UK mobile network Three has unveiled plans to trial ad-blocking technology at the network level next month, eliminating mobile ads for all users in a move it says it motivated by customer concerns over privacy and data usage.
The trial will see the company testing technology designed to filter out advertising which it claims 'damages our customers' mobile browsing experience'. The trial aims to discover whether the technology has any impact on customers' network experience or blocks non-advertising content in error.
The Hutchison Whampoa-owned Three will contact customers, asking them to take part in a 24-hour trial scheduled to take place during the week commencing 13 June. Customers can also sign up for the trial via the network's website.
"The current ad model is broken," said Tom Malleschitz, chief marketing officer for Three UK. "It frustrates customers, eats up their data allowance and can jeopardise their privacy. Something needs to change.
"We can only achieve change by working with all stakeholders in the advertising industry – customers, advertising networks and publishers – to create a new form of advertising that is better for all parties."

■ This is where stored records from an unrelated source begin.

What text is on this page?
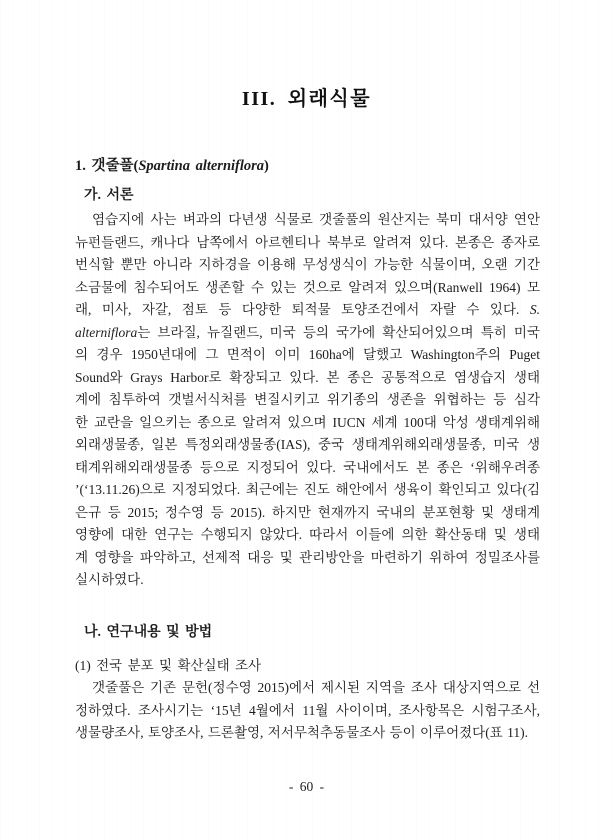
III. 외래식물
1. 갯줄풀(Spartina alterniflora)
가. 서론
염습지에 사는 벼과의 다년생 식물로 갯줄풀의 원산지는 북미 대서양 연안
뉴펀들랜드, 캐나다 남쪽에서 아르헨티나 북부로 알려져 있다. 본종은 종자로
번식할 뿐만 아니라 지하경을 이용해 무성생식이 가능한 식물이며, 오랜 기간
소금물에 침수되어도 생존할 수 있는 것으로 알려져 있으며(Ranwell 1964) 모
래, 미사, 자갈, 점토 등 다양한 퇴적물 토양조건에서 자랄 수 있다. S.
alterniflora는 브라질, 뉴질랜드, 미국 등의 국가에 확산되어있으며 특히 미국
의 경우 1950년대에 그 면적이 이미 160ha에 달했고 Washington주의 Puget
Sound와 Grays Harbor로 확장되고 있다. 본 종은 공통적으로 염생습지 생태
계에 침투하여 갯벌서식처를 변질시키고 위기종의 생존을 위협하는 등 심각
한 교란을 일으키는 종으로 알려져 있으며 IUCN 세계 100대 악성 생태계위해
외래생물종, 일본 특정외래생물종(IAS), 중국 생태계위해외래생물종, 미국 생
태계위해외래생물종 등으로 지정되어 있다. 국내에서도 본 종은 ‘위해우려종
’(‘13.11.26)으로 지정되었다. 최근에는 진도 해안에서 생육이 확인되고 있다(김
은규 등 2015; 정수영 등 2015). 하지만 현재까지 국내의 분포현황 및 생태계
영향에 대한 연구는 수행되지 않았다. 따라서 이들에 의한 확산동태 및 생태
계 영향을 파악하고, 선제적 대응 및 관리방안을 마련하기 위하여 정밀조사를
실시하였다.
나. 연구내용 및 방법
(1) 전국 분포 및 확산실태 조사
갯줄풀은 기존 문헌(정수영 2015)에서 제시된 지역을 조사 대상지역으로 선
정하였다. 조사시기는 ‘15년 4월에서 11월 사이이며, 조사항목은 시험구조사,
생물량조사, 토양조사, 드론촬영, 저서무척추동물조사 등이 이루어졌다(표 11).
- 60 -
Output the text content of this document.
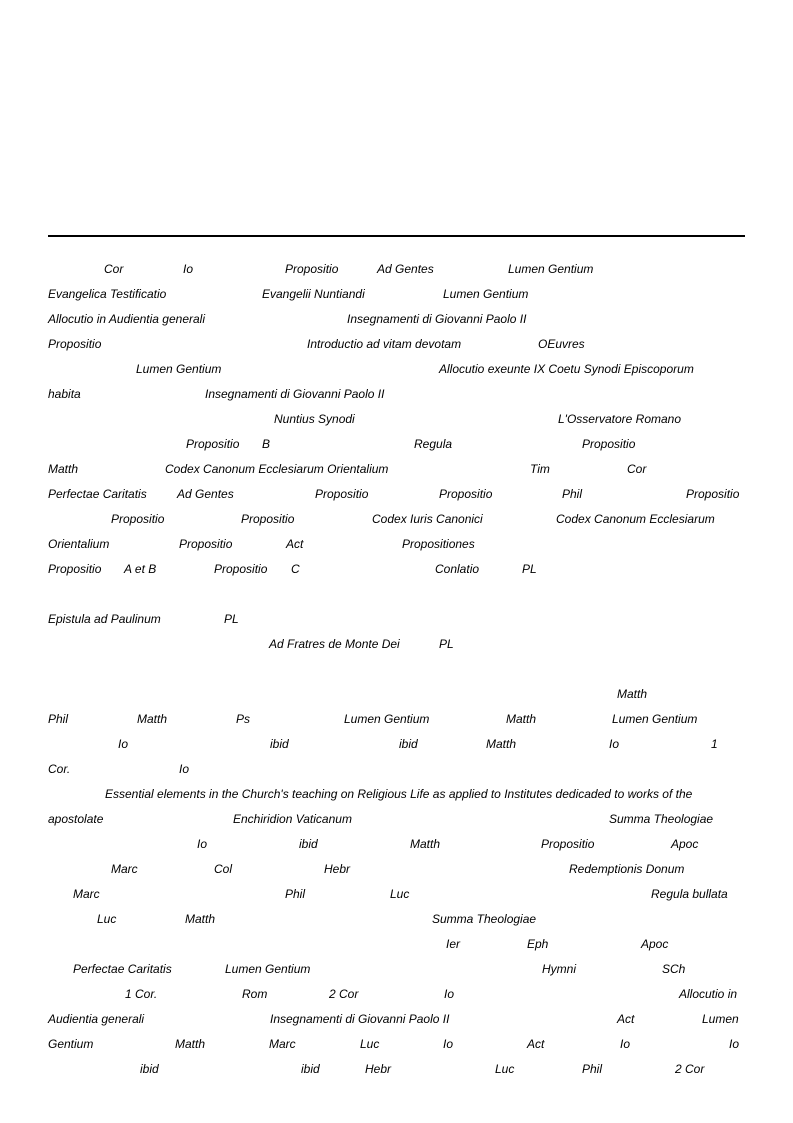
Cor	Io	Propositio	Ad Gentes	Lumen Gentium
Evangelica Testificatio	Evangelii Nuntiandi	Lumen Gentium
Allocutio in Audientia generali	Insegnamenti di Giovanni Paolo II
Propositio	Introductio ad vitam devotam	OEuvres
Lumen Gentium	Allocutio exeunte IX Coetu Synodi Episcoporum
habita	Insegnamenti di Giovanni Paolo II
Nuntius Synodi	L'Osservatore Romano
Propositio B	Regula	Propositio
Matth	Codex Canonum Ecclesiarum Orientalium	Tim	Cor
Perfectae Caritatis	Ad Gentes	Propositio	Propositio	Phil	Propositio
Propositio	Propositio	Codex Iuris Canonici	Codex Canonum Ecclesiarum
Orientalium	Propositio	Act	Propositiones
Propositio A et B	Propositio C	Conlatio	PL
Epistula ad Paulinum	PL
Ad Fratres de Monte Dei	PL
Matth
Phil	Matth	Ps	Lumen Gentium	Matth	Lumen Gentium
Io	ibid	ibid	Matth	Io	1
Cor.	Io
Essential elements in the Church's teaching on Religious Life as applied to Institutes dedicaded to works of the
apostolate	Enchiridion Vaticanum	Summa Theologiae
Io	ibid	Matth	Propositio	Apoc
Marc	Col	Hebr	Redemptionis Donum
Marc	Phil	Luc	Regula bullata
Luc	Matth	Summa Theologiae
Ier	Eph	Apoc
Perfectae Caritatis	Lumen Gentium	Hymni	SCh
1 Cor.	Rom	2 Cor	Io	Allocutio in
Audientia generali	Insegnamenti di Giovanni Paolo II	Act	Lumen
Gentium	Matth	Marc	Luc	Io	Act	Io	Io
ibid	ibid	Hebr	Luc	Phil	2 Cor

Three first floated the idea of network-level ad-blocking in February, when it announced it had signed up with Israeli ad-blocking firm Shine, which had developed technology to block ads at a network level. At the time, the company identified the UK and Italy as initial markets for introducing ad blocking, with the possibility of deploying the technology across all other Three Group operators in the future, totally around 30m subscribers.
Three faced considerable criticism when it first announced its plans to work with Shine, and similar comments have followed from industry experts now the company has put a date on its experiments with ad blocking.
"We're all committed to solving the ad blocking issue but disagree with Three's approach that network-level ad-blocking is the way to go," said Steve Chester, director of data & industry programmes for the IAB UK. "It's a broad-brush approach that the largest media owners can probably survive but not the long-tail of smaller ones.
"In the long-term consumers will also lose out, as they'll likely have to pay for services that are currently free because they're supported by advertising. We're engaging with Three on this topic, and remain convinced the best way to solve ad blocking is everyone getting behind the 'LEAN' ad standards initiative."
"This is a real wake-up call to publishers and brands to tidy-up their advertising experience," said Aidan Joyce, CEO of content delivery protection tech startup Oriel. "There is a real danger that small content creators, bloggers and businesses will suffer from network ad-blocking, as the likes of Facebook and Twitter with in-app advertising continue to thrive.
"This fundamentally undermines the bases under which the whole world, rich and poor, can access relevant, informative and entertaining content for free. We believe ad-blocking technology is a consumer right and evolutionary defence against an abundance of poor quality advertising. Unfortunately, ad-blocking technology is a blunt instrument which by default makes no differentiation between poor and quality advertising."
The biggest risk to Three's plan may not be resistance from advertisers, publishers and industry figures though; it could be a legal one, due to the technology behind the network-level ad blocker. While Shine was able to work with Jamaican MVNO Digicel, the stricter net neutrality laws that govern Europe may rule it illegal in the UK.
"If the technology being used for this trial uses 'deep packet inspection', then Three may find themselves subject to legal challenges," said Dr Johnny Ryan, head of ecosystem at PageFair. "The European Court of Justice found that DPI was illegal in the SABAM case in 2011.
"There is an irony here in that the Court was siding with the ISP's own argument that monitoring traffic would threaten their subscribers' privacy. The new Telecommunications Single Market Regulation, negotiated between European government ministers and recently agreed by The European Parliament, also stands in the way of ISPs using deep packet inspection."
However the trial plays out, the mobile marketing industry is sure to be paying close attention, as ad blocking continues to rise among consumers and publishers and advertisers seek ways to halt its growth and maintain the value exchange of the free internet.